Положив на скамью мёртвые ноги бывшего хозяина, Тихон сплюнул, снова сел, тыкая рукою в шапку, в руке его что-то блестело. Артамонов присмотрелся: это игла, Тихон в темноте ушивал шапку, утверждая этим своё безумие. Над ним мелькала серая, ночная бабочка. В саду, в воздухе вытянулись три полосы жёлтого света, и чей-то голос далеко, но внятно сказал:
— Назад, товарищи, оборота нет и не будет для нас…
Тихон заглушил этот голос:
— Тоже и отец твой; он брата моего убил.
— Врёшь, — невольно сказал Артамонов, но тотчас спросил: — Когда?
— Вот те и когда…
— Что ты всё врёшь, безумный? — вдруг возмутился Артамонов, ощущая, как голод сосёт и сушит его. — Что тебе надо? Совесть мне ты, судья? Зачем ты молчал тридцать лет с лишком?
— Вот и молчал. Значит — думал!
— Злобу копил? Эх… Ну, ступай, донеси полиции.
— Полиции — нет.
— Скажи — вот, он меня всю жизнь поил, кормил — судите его! Так ведь донёс уж! Чего же надо, ну? Прижми, припугни меня, — денег требуй, ну?
— Денег у тебя нет. Ничего у тебя нет. И — не было. А на судей мне — наплевать. Я — сам себе судья.

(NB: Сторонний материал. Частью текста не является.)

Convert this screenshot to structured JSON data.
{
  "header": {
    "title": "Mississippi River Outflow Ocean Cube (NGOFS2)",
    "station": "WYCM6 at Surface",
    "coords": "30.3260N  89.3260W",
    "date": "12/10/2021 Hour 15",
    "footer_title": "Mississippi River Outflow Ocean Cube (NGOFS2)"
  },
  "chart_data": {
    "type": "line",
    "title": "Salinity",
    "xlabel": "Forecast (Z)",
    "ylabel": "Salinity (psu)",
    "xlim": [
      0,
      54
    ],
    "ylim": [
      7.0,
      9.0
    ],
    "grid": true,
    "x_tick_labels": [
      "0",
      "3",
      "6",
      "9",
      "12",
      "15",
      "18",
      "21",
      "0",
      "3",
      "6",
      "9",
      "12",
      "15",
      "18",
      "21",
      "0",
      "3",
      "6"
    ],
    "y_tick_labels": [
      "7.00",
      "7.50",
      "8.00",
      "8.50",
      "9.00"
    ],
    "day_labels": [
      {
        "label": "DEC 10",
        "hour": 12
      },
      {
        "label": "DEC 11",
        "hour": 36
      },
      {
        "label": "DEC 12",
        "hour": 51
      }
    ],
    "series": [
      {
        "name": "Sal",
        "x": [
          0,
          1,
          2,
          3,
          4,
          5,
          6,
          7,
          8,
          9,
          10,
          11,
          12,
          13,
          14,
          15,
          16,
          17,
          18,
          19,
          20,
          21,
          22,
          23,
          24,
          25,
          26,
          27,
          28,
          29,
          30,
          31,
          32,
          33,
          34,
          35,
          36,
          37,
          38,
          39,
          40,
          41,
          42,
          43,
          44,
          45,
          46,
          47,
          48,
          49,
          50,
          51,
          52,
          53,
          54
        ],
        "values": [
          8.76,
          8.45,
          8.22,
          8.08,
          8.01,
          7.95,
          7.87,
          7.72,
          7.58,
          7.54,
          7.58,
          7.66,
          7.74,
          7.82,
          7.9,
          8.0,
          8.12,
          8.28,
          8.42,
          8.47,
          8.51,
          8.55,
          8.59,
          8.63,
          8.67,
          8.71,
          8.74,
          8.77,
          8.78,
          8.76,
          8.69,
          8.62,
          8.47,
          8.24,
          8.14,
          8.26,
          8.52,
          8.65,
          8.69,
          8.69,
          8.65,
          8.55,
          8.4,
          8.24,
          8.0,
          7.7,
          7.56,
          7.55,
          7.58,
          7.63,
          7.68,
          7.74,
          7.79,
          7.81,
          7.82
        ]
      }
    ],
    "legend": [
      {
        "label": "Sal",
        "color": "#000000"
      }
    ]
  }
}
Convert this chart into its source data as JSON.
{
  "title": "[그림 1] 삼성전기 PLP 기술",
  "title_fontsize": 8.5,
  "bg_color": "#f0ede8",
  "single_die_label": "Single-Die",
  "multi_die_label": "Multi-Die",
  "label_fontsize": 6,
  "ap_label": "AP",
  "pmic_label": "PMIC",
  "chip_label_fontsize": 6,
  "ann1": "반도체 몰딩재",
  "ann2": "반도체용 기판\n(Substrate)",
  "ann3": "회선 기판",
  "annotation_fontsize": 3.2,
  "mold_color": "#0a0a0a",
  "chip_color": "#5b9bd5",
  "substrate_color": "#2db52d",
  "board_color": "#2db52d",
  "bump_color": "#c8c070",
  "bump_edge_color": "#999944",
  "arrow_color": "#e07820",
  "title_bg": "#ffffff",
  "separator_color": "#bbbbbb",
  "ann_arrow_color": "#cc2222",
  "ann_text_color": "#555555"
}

— Так чем ты грозишь, бредовой человек?
Но Тихон как будто не грозил, Артамонов смутно чувствовал это. Тихон ворчал:
— Конец всем Каинам. За что брата убили?
— Врёшь про брата!
Старики начали говорить быстрее, перебивая друг друга.

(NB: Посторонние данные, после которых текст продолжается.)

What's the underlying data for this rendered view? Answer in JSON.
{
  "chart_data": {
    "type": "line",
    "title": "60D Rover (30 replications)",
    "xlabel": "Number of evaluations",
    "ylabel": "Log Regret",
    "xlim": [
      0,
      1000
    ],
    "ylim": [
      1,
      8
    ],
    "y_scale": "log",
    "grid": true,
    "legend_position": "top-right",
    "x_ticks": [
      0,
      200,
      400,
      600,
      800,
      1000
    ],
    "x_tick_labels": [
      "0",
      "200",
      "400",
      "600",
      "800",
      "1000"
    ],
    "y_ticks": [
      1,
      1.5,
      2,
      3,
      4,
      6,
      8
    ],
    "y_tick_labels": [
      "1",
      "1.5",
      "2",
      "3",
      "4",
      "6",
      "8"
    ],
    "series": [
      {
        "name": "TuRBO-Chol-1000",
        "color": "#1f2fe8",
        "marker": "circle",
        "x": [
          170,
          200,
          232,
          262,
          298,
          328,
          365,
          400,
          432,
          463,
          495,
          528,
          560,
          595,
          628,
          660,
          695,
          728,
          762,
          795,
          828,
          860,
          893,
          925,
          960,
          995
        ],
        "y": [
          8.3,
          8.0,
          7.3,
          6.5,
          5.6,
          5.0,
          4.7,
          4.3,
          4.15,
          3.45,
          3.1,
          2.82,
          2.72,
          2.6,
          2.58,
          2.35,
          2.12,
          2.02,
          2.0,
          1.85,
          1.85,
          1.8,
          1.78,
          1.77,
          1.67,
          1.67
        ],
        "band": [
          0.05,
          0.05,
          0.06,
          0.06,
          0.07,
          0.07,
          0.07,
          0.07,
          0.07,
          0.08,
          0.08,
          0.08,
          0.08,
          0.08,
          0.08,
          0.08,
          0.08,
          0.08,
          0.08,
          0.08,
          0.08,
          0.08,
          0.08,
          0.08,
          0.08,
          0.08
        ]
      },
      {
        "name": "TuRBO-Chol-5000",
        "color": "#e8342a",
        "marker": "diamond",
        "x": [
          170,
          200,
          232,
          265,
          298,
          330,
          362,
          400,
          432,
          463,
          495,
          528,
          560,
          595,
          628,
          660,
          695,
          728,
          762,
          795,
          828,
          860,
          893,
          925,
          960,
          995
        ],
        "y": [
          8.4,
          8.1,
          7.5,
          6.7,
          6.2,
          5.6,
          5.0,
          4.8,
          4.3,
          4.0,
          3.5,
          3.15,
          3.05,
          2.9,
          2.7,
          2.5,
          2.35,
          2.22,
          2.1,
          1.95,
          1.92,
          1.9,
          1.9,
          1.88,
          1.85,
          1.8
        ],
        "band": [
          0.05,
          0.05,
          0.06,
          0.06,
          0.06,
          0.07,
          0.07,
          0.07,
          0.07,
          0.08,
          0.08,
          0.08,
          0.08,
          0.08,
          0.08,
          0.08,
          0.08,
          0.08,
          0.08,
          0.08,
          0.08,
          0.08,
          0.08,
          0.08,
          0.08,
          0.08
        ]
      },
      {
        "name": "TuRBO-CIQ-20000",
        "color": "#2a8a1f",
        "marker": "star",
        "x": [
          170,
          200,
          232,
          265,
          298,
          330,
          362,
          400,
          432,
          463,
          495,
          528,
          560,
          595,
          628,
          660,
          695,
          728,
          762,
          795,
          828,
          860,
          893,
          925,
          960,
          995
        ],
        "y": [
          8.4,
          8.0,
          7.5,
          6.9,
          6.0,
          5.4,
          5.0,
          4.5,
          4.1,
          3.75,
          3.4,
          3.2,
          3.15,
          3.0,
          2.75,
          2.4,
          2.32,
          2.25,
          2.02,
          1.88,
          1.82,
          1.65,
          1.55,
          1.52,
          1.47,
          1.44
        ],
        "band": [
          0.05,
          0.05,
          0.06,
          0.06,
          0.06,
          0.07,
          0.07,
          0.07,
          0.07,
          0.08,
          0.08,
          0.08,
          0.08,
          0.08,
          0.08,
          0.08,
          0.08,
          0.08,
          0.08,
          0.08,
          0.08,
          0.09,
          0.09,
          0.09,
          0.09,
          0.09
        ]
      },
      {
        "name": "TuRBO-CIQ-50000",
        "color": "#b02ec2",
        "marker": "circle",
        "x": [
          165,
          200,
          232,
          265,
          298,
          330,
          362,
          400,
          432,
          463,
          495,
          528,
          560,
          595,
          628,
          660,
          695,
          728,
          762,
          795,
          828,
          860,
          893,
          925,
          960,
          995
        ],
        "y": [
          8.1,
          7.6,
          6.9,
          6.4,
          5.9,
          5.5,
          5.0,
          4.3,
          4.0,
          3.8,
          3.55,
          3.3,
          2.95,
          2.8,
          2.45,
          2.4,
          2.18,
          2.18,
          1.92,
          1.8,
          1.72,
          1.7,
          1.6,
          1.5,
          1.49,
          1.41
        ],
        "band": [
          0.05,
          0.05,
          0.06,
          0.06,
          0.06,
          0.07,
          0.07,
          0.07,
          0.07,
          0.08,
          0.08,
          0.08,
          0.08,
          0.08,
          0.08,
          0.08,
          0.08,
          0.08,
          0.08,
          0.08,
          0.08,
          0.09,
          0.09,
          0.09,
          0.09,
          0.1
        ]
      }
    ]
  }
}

— Я — вру? Я с ним был тогда…
— С кем?
— С братом. Я убежал, когда отец твой кокнул его. Это его кровью истёк отец-то. Для чего кровь-то?
— Опоздал ты…
— Ну, вот — опрокинули вас, свалили, остался ты беззащитный, а я, как был, в стороне…
— Безумным остался…
Артамонов чувствовал, что бывший землекоп загоняет его в угол, в яму, где всё неразличимо, непонятно и страшно. Он настойчиво твердил:
— Опоздал ты. Брата — врёшь — не было у тебя, у таких, как ты, — ничего не бывает…
— Совесть бывает.
— Ты сам сбил мне с толку сына, Илью!
— Это вы, Артамоновы, сбили меня с толку, Никита Ильич разбередил!
— А он говорил — ты его!
— Мне сколько раз убить хотелось отца-то твоего. Я его чуть лопатой по голове не хряснул… Вы — хитрые…
— Ты сам…
— Серафима завели. Он тоже мутил меня: никого не обижает, а живёт неправедно. Как это так? Везде — хитрости…
— Кто идёт? К-куда? — сердито, громко крикнули во тьме. — Сказано вам, гадам, — после восьми не двигаться?

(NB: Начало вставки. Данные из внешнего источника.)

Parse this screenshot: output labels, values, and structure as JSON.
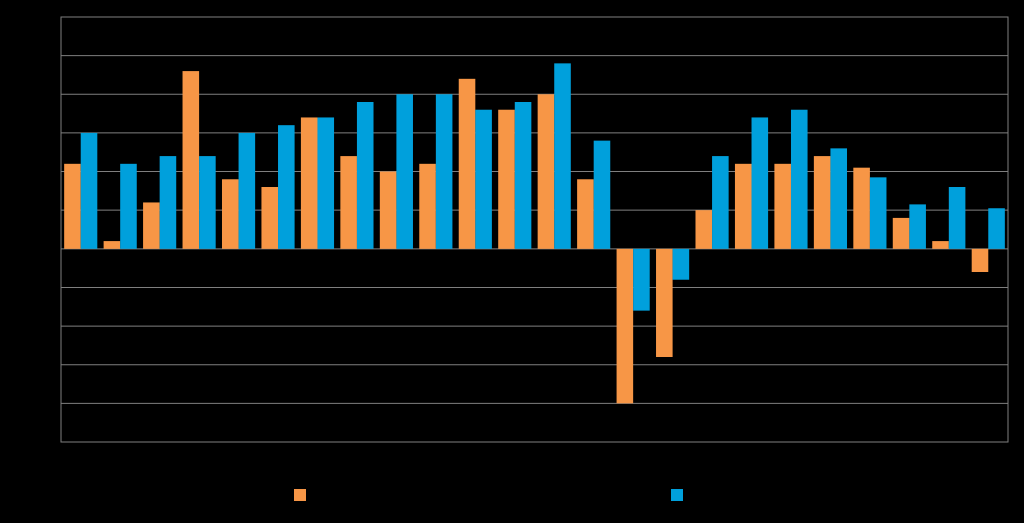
{
  "chart_data": {
    "type": "bar",
    "categories": [
      null,
      null,
      null,
      null,
      null,
      null,
      null,
      null,
      null,
      null,
      null,
      null,
      null,
      null,
      null,
      null,
      null,
      null,
      null,
      null,
      null,
      null,
      null,
      null
    ],
    "series": [
      {
        "color": "#f79646",
        "values": [
          2.2,
          0.2,
          1.2,
          4.6,
          1.8,
          1.6,
          3.4,
          2.4,
          2.0,
          2.2,
          4.4,
          3.6,
          4.0,
          1.8,
          -4.0,
          -2.8,
          1.0,
          2.2,
          2.2,
          2.4,
          2.1,
          0.8,
          0.2,
          -0.6
        ]
      },
      {
        "color": "#00a0dc",
        "values": [
          3.0,
          2.2,
          2.4,
          2.4,
          3.0,
          3.2,
          3.4,
          3.8,
          4.0,
          4.0,
          3.6,
          3.8,
          4.8,
          2.8,
          -1.6,
          -0.8,
          2.4,
          3.4,
          3.6,
          2.6,
          1.85,
          1.15,
          1.6,
          1.05
        ]
      }
    ],
    "ylim": [
      -5,
      6
    ],
    "yticks": [
      -5,
      -4,
      -3,
      -2,
      -1,
      0,
      1,
      2,
      3,
      4,
      5,
      6
    ],
    "grid": true
  }
}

Тихон встал, подошёл к двери и вывалился из неё во тьму. Артамонов, раздавленный волнением, голодом, усталостью, видел, как сквозь три полосы масляного света в саду промельнуло широкое, чёрное. Он закрыл глаза, ожидая теперь чего-то окончательно страшного.
— Достала? — спросил Тихон кого-то.
— Вот — всё!
Это — голос жены. Где была она, зачем она оставила его с этим стариком?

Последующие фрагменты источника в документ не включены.